Disney to close 100 cable channels in sports streaming shift

The Walt Disney Company is set to close 100 of its cable television channels as it shifts towards a streaming-focused future, according to the media and entertainment conglomerate’s Chief Executive, Bob Chapek.

Speaking at JPMorgan’s annual Global Technology, Media, and Telecommunications Conference, Chapek divulged plans to shut down the international channels in favour of placing its Disney+ streaming service at the forefront.

He also added that ‘when the time is right to really stomp on the gas’, the company will ‘go even stronger into our direct-to-consumer platforms for sports’.

“We closed 30 channels in Fiscal Year 2020 or in 2020. We plan to close 100 in 2021,” Chapek said. “We will continue at a robust rate. We’ll continue to migrate [content] to Disney+, the great majority of that content will migrate to Disney+.
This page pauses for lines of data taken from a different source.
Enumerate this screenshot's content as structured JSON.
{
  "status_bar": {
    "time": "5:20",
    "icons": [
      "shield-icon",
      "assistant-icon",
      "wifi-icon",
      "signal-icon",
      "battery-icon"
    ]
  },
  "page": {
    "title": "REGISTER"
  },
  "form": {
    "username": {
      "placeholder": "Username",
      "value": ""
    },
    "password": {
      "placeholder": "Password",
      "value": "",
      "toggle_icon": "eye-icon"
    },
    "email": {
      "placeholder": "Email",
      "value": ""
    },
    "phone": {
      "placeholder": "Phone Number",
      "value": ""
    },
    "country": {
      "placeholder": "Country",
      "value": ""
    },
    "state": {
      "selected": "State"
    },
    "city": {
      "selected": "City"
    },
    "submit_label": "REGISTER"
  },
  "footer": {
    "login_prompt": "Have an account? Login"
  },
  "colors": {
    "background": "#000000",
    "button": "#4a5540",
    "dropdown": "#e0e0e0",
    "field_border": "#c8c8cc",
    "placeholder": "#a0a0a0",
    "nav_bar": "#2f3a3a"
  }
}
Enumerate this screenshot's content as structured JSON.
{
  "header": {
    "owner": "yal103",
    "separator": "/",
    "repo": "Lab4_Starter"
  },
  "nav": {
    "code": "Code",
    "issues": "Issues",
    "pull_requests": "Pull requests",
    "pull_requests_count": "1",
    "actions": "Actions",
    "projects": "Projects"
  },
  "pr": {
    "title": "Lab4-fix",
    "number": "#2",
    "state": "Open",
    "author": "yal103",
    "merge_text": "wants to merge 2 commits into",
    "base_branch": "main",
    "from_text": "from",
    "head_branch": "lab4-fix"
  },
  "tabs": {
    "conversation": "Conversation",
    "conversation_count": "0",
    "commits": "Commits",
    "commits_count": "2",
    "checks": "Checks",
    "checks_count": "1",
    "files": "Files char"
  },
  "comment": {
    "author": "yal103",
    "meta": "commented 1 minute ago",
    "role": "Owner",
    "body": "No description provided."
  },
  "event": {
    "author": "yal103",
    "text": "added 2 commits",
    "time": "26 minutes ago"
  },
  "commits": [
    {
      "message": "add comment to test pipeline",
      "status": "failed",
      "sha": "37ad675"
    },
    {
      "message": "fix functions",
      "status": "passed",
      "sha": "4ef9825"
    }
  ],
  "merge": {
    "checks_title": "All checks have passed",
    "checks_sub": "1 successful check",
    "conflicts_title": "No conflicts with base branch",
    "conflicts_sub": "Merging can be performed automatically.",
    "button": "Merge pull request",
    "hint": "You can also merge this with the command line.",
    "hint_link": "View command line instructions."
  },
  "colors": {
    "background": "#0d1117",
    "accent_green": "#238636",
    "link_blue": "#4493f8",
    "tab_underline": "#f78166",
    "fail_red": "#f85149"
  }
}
“The decisions that we make in individual channels and individual markets, and the timing of such, are sort of framed up by [terms of] existing deals…some of the constraints we’ve got there. But as you can see, that continues to be a core strategy for us as we pivot toward direct-to-consumer.”

In April, Disney announced that it would be closing its Fox Sports Asia channels, including Fox Sports, Fox Sports 2, Fox Sports 3, Star Sports 1, Star Sports 2.

As the broadcaster continues its spree of media rights tie-ups, including the National Football League (NFL), the National Hockey League (NHL) and a landmark agreement struck with the Spanish LaLiga, Chapek emphasised that it important not more than ever to ‘utilise our content that we have purchased the rights to in a way that we see fit’.

“We have an unparalleled collection of entertainment and sports in our Hotstar offering, something we’re really proud of. But it’s a unique market,” Chapek continued. “That’s the case around the world, but [India is] is really a unique market because we have particularly what I’ll call mass-market pricing and distribution.

“It’s a unique market in terms of that distribution because it’s really a mobile-first market, which is kind of unusual. They have low bandwidth, and so have to tailor our offerings to match that low bandwidth and local languages are particularly important there. So we have to sort of customise for each of those unique elements.”